See how that works? You never have to defend your religious beliefs because you define the problem away. Christians are never assholes simply because you define the membership of the set "Christians" to exclude such folks, regardless of what they think. Problem solved.
Well, apparently, this well-known fallacy didn't go down well with at least one commenter, who referred us to this alleged rebuttal which, hilariously, tries to negate the NTS Fallacy by committing (you guessed it) the very same NTS Fallacy:
... So when one says that Adolf Hitler is no true Christian, one is not committing the NTS fallacy. “Christian” is a label referring to religious and philosophical beliefs being held by the believer. Since Hitler’s actions, words, and expressed philosophies and professed beliefs are outside of, and in many cases contrary to, the belief set of Christianity, it is (barring a deathbed conversion for which there is no evidence whatsoever) valid to say that Hitler was not a Christian.
See there? A piece promising to refute the NTS Fallacy tries to do it by committing the very same logical blunder. Hitler might say he was a Christian but since he didn't act like a true Christian, then he wasn't.
(Many Christians are fond of the converse argument as well:
A: Atheists are all immoral.
B: Well, I'm not sure about that. I know some atheists who are wonderful, charitable folks.
A: Well, then they're not true atheists.
You get the idea. But that's not the point of this piece. Onward.)
For the most part, it's pointless to argue with folks who are arguing the NTS Fallacy while simultaneously claiming that they're doing no such thing. Instead, the trick is to turn the argument back on them.
If these folks claim the ability to tell "true" Christians from "false" ones, then they should be able to explain how the rest of us can do it, too. So, in the spirit of an earlier challenge, I'd like the religiously devout to propose a "false Christian" detector.
Given the number of people who claim to be Christian but who generally creep their Christian brethren right out, I think it's incumbent on the devout to supply a clear and unambiguous definition of a "true" Christian. That way, when someone claims to be Christian, I can whip out my handy-dandy true Christian detector and see if they're legit.
The detector should be objective and entirely deterministic. And once it's been provided, we can test it on a number of prominent assho ... uh, Christians. Once we have our detector, we can see what it thinks of, say, Rev. Jerry Falwell. Or Pat Robertson. Or George W. Bush. Or Stephen Harper. How about Calgary's Bishop Fred Henry? True Christian or not? Pastor Fred Phelps? Raving dingbat Elsie Wayne?

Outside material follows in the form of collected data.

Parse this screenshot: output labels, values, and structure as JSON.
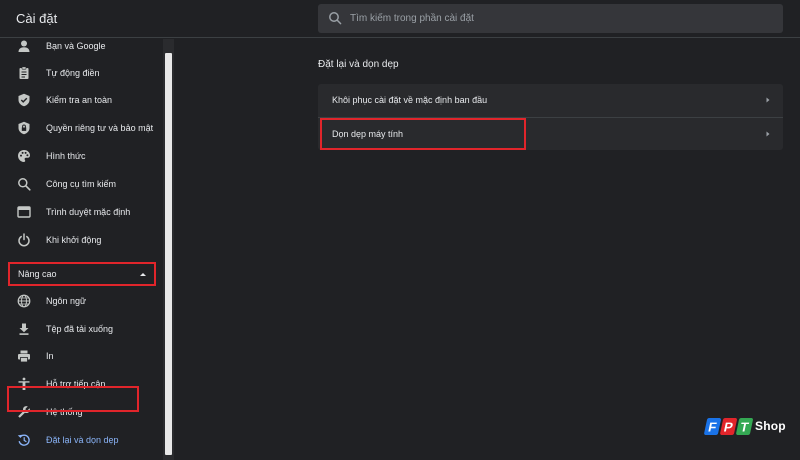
{
  "header": {
    "title": "Cài đặt",
    "search_placeholder": "Tìm kiếm trong phần cài đặt"
  },
  "sidebar": {
    "items": [
      {
        "label": "Bạn và Google",
        "icon": "person-icon"
      },
      {
        "label": "Tự động điền",
        "icon": "clipboard-icon"
      },
      {
        "label": "Kiểm tra an toàn",
        "icon": "shield-check-icon"
      },
      {
        "label": "Quyền riêng tư và bảo mật",
        "icon": "shield-lock-icon"
      },
      {
        "label": "Hình thức",
        "icon": "palette-icon"
      },
      {
        "label": "Công cụ tìm kiếm",
        "icon": "search-icon"
      },
      {
        "label": "Trình duyệt mặc định",
        "icon": "browser-icon"
      },
      {
        "label": "Khi khởi động",
        "icon": "power-icon"
      }
    ],
    "advanced": {
      "label": "Nâng cao",
      "icon": "caret-up-icon"
    },
    "advanced_items": [
      {
        "label": "Ngôn ngữ",
        "icon": "globe-icon"
      },
      {
        "label": "Tệp đã tải xuống",
        "icon": "download-icon"
      },
      {
        "label": "In",
        "icon": "printer-icon"
      },
      {
        "label": "Hỗ trợ tiếp cận",
        "icon": "accessibility-icon"
      },
      {
        "label": "Hệ thống",
        "icon": "wrench-icon"
      },
      {
        "label": "Đặt lại và dọn dẹp",
        "icon": "restore-icon",
        "active": true
      }
    ]
  },
  "main": {
    "section_title": "Đặt lại và dọn dẹp",
    "rows": [
      {
        "label": "Khôi phục cài đặt về mặc định ban đầu"
      },
      {
        "label": "Dọn dẹp máy tính"
      }
    ]
  },
  "watermark": {
    "letters": [
      "F",
      "P",
      "T"
    ],
    "word": "Shop",
    "colors": {
      "blue": "#1a73e8",
      "red": "#e1252b",
      "green": "#34a853"
    }
  },
  "colors": {
    "background": "#202124",
    "card": "#292a2d",
    "text": "#e8eaed",
    "accent": "#8ab4f8",
    "highlight": "#e1252b"
  }
}
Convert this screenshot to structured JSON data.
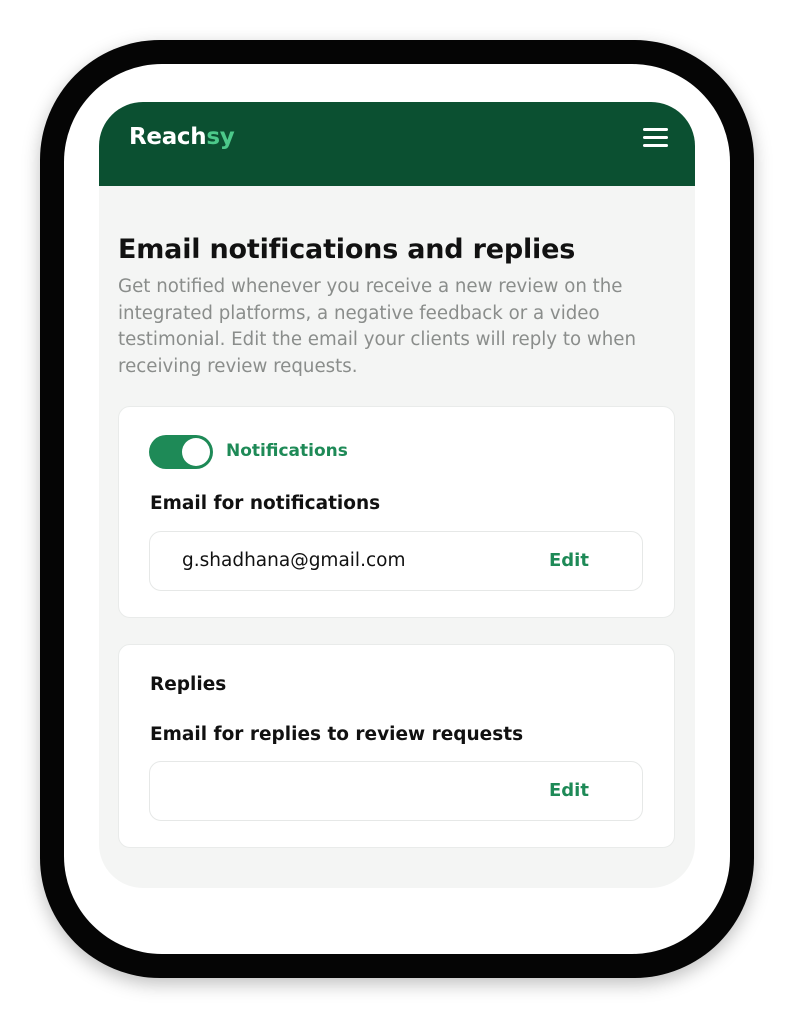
{
  "brand": {
    "logo_main": "Reach",
    "logo_accent": "sy",
    "colors": {
      "header_bg": "#0b5031",
      "accent": "#1e8a57",
      "logo_accent": "#4cc98a"
    }
  },
  "header": {
    "menu_icon": "hamburger-menu-icon"
  },
  "page": {
    "title": "Email notifications and replies",
    "description": "Get notified whenever you receive a new review on the integrated platforms, a negative feedback or a video testimonial. Edit the email your clients will reply to when receiving review requests."
  },
  "notifications_card": {
    "toggle_on": true,
    "toggle_label": "Notifications",
    "field_label": "Email for notifications",
    "email": "g.shadhana@gmail.com",
    "edit_label": "Edit"
  },
  "replies_card": {
    "section_label": "Replies",
    "field_label": "Email for replies to review requests",
    "email": "",
    "edit_label": "Edit"
  }
}
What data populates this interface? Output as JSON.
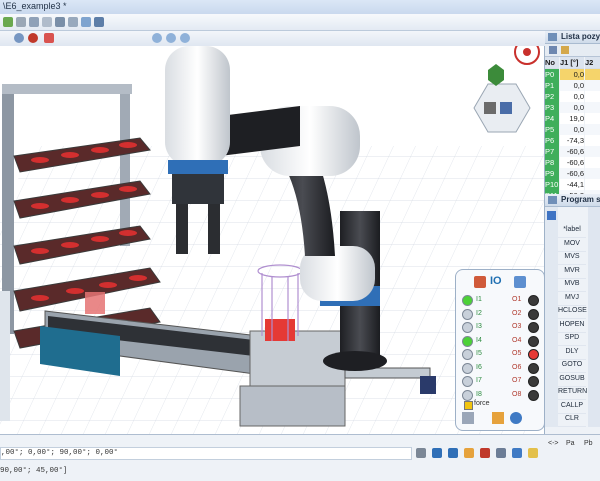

The hate-filled homophobes at DefendMarriage.ca? Pete Rempel? Kate McMillan? Lying sack of crap Bill Strong? Man, the list is endless, isn't it?
So, who's going to step up to the plate with the "true Christian" detector? After all, if some of you are upset about your religion being tarred by the actions of "false Christian" loons acting like complete dickheads, then it's your responsibility to help the rest of us tell the loons from the non-loons.
So ... we're all listening. The lines are open.